Using Tapestry, advertisers can create interactive stories through mashups of text, GIFs and images. Rather than sitting back to watch a video play, users tap on the content to progressively advance through the “story” being told in the ad.

Tapestry, whose clients include GE, Dove and Fox Searchlight Pictures, claims a 54% completion rate and an average time spent of more than three minutes per ad.

[Click here or on the image below to tap or click your way through Tapestry.]


Zumobi: Immersive

Mobile media company Zumobi focuses on content with some native flavor. The company provides a two-pronged service, powering apps for publisher clients, including NBC News and Popular Science, and running a rich media mobile ad platform.

Zumobi took home bronze in the mobile rich media display category at the 2014 IAB MIXX Awards for its “Girls Night” mobile party planner on behalf of Sauza Tequila. Targeted in-app ads brought users into an interactive experience where they could invite their friends, choose party themes, plan activities, browse snacks and download cocktail recipes – all of which could be saved to their home screen as a mobile web app. Sauza saw a 5% click-through rate and 74% engagement with the units.

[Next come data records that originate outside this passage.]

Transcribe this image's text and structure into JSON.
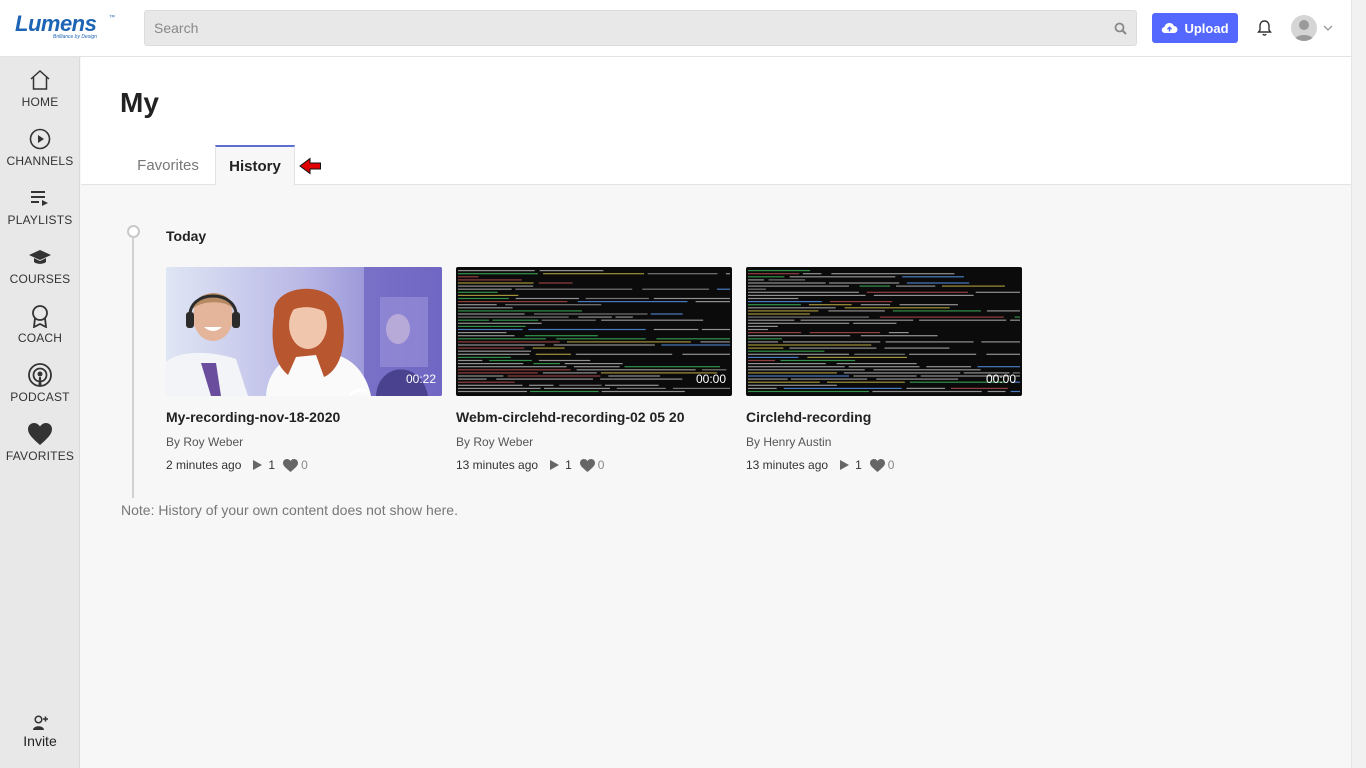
{
  "header": {
    "logo_text": "Lumens",
    "logo_tagline": "Brilliance by Design",
    "logo_tm": "™",
    "search_placeholder": "Search",
    "upload_label": "Upload"
  },
  "sidebar": {
    "items": [
      {
        "label": "HOME",
        "icon": "home-icon"
      },
      {
        "label": "CHANNELS",
        "icon": "play-circle-icon"
      },
      {
        "label": "PLAYLISTS",
        "icon": "playlist-icon"
      },
      {
        "label": "COURSES",
        "icon": "graduation-cap-icon"
      },
      {
        "label": "COACH",
        "icon": "coach-award-icon"
      },
      {
        "label": "PODCAST",
        "icon": "podcast-icon"
      },
      {
        "label": "FAVORITES",
        "icon": "heart-icon"
      }
    ],
    "invite_label": "Invite"
  },
  "page": {
    "title": "My",
    "tabs": [
      {
        "label": "Favorites",
        "active": false
      },
      {
        "label": "History",
        "active": true
      }
    ]
  },
  "history": {
    "day_label": "Today",
    "cards": [
      {
        "title": "My-recording-nov-18-2020",
        "author": "By Roy Weber",
        "duration": "00:22",
        "ago": "2 minutes ago",
        "plays": "1",
        "likes": "0",
        "thumbnail": "people-photo"
      },
      {
        "title": "Webm-circlehd-recording-02 05 20",
        "author": "By Roy Weber",
        "duration": "00:00",
        "ago": "13 minutes ago",
        "plays": "1",
        "likes": "0",
        "thumbnail": "terminal-screenshot"
      },
      {
        "title": "Circlehd-recording",
        "author": "By Henry Austin",
        "duration": "00:00",
        "ago": "13 minutes ago",
        "plays": "1",
        "likes": "0",
        "thumbnail": "terminal-screenshot"
      }
    ],
    "note": "Note: History of your own content does not show here."
  },
  "colors": {
    "accent": "#5468ff",
    "tab_indicator": "#5b6fd6",
    "logo": "#1e64b4",
    "annotation_arrow": "#e00000"
  }
}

“Success in mobile is less about reach and frequency and more about freshness,” said Zumobi co-founder John SanGiovanni. “We’re about long-form, deep content, rather than advertising with a capital “A.”

[Click here or on the image below to check out the Sauza campaign.]



Yieldmo: Scroll

When it comes to ad units, Yieldmo is all about creativity. The company, which describes itself as a private mobile marketplace for premium publishers, makes all of its mobile ad units available for large scale distribution through its proprietary exchange. One such unit is the Hyperscroller, which enables users to advance through an animation as they scroll through a page on their mobile device.

“[Yieldmo’s formats] interact with the reader based on their place on the publisher page,” said Eric Simon, EVP and general manager at Yieldmo. “The design team at Yieldmo’s AdFormat Lab is focused on creating engaging and effective ad formats that aren’t jarring to the user experience.”